Dame Françoise Berrichon avait la parole.
--Celui-là n'est pas mon fils, disait-elle de sa plus mâle voix en montrant Jean-Marie; c'est le fils de mon pauvre garçon... Je peux bien dire à madame la princesse que mon Berrichon était une autre paire de manches... Il avait cinq pieds six pouces et du courage; car il est mort en soldat...
--Et vous étiez au service de Nevers, bonne femme? interrompit la princesse.
--Tous les Berrichon, répondit Françoise, de père en fils, depuis que le monde est monde!... mon mari était écuyer du duc Amaury, père du duc Philippe; le père de mon mari, qui se nommait Guillaume-Jean-Nicolas Berrichon...
--Mais votre fils, interrompit encore la princesse, ce fut lui qui m'apporta cette lettre?
--Oui, ma noble dame, ce fut lui... et Dieu sait bien que toute sa vie il s'est souvenu de cette soirée-là... il avait rencontré, c'est lui qui m'en a fait le récit bien des fois, il avait rencontré dans la forêt d'Ens dame Marthe, votre ancienne duègne qui s'était chargée de l'enfant... dame Marthe le reconnut pour l'avoir vu au château de notre jeune duc, quand elle apportait vos messages... Dame Marthe lui dit: Il y a là-bas au château de Caylus quelqu'un qui sait tout.
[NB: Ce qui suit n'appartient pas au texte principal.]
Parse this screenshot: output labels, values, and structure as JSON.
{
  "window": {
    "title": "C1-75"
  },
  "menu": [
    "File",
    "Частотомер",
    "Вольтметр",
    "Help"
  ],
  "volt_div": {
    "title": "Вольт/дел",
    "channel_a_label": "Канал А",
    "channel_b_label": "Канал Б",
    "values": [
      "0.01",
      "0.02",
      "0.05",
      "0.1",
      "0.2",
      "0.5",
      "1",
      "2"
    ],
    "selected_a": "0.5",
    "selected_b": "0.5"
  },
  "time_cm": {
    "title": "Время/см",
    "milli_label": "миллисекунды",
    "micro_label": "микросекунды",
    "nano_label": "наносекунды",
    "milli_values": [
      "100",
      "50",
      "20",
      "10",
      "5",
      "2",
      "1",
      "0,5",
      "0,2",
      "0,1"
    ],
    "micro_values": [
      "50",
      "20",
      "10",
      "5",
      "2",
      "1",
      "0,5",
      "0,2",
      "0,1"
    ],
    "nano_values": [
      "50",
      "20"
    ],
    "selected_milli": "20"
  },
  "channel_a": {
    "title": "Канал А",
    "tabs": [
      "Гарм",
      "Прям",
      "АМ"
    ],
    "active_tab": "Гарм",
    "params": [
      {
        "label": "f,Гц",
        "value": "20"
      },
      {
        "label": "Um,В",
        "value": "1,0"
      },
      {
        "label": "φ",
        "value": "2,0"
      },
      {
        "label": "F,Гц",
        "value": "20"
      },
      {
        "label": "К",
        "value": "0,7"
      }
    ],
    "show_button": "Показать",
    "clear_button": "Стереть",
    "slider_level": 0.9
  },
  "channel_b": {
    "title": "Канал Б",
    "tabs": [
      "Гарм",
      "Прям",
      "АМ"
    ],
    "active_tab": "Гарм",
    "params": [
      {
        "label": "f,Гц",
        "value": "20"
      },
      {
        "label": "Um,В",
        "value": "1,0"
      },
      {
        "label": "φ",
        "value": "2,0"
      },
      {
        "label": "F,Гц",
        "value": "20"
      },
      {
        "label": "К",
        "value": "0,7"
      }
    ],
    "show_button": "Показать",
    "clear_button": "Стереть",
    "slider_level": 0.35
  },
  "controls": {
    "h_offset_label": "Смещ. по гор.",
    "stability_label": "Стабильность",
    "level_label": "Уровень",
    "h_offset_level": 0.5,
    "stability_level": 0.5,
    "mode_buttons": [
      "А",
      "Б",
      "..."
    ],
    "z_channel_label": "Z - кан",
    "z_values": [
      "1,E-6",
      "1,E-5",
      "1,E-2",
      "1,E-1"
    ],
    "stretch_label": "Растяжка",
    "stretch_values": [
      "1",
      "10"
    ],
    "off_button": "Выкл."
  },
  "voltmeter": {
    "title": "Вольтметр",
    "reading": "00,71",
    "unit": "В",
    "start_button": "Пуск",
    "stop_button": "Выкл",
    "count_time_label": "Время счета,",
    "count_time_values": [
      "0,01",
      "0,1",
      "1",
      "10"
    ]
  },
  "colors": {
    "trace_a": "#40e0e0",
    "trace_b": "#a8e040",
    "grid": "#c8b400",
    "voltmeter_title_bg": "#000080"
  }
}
Si tu vois mademoiselle, dis-lui qu'elle ait bien garde!... Berrichon fut pris par les soudards et délivré par la grâce de Dieu... C'était la première fois qu'il voyait le chevalier de Lagardère, dont on parlait tant... il nous dit: Celui-là est beau comme le saint Michel archange de l'église de Tarbes...
--Oui..., murmura la princesse qui rêvait; il est bien beau.
--Et brave! poursuivit dame Françoise qui s'animait, un lion!...
--Un vrai lion! voulut appuyer Jean-Marie.
Mais dame Françoise lui fit les gros yeux et Jean-Marie se tut.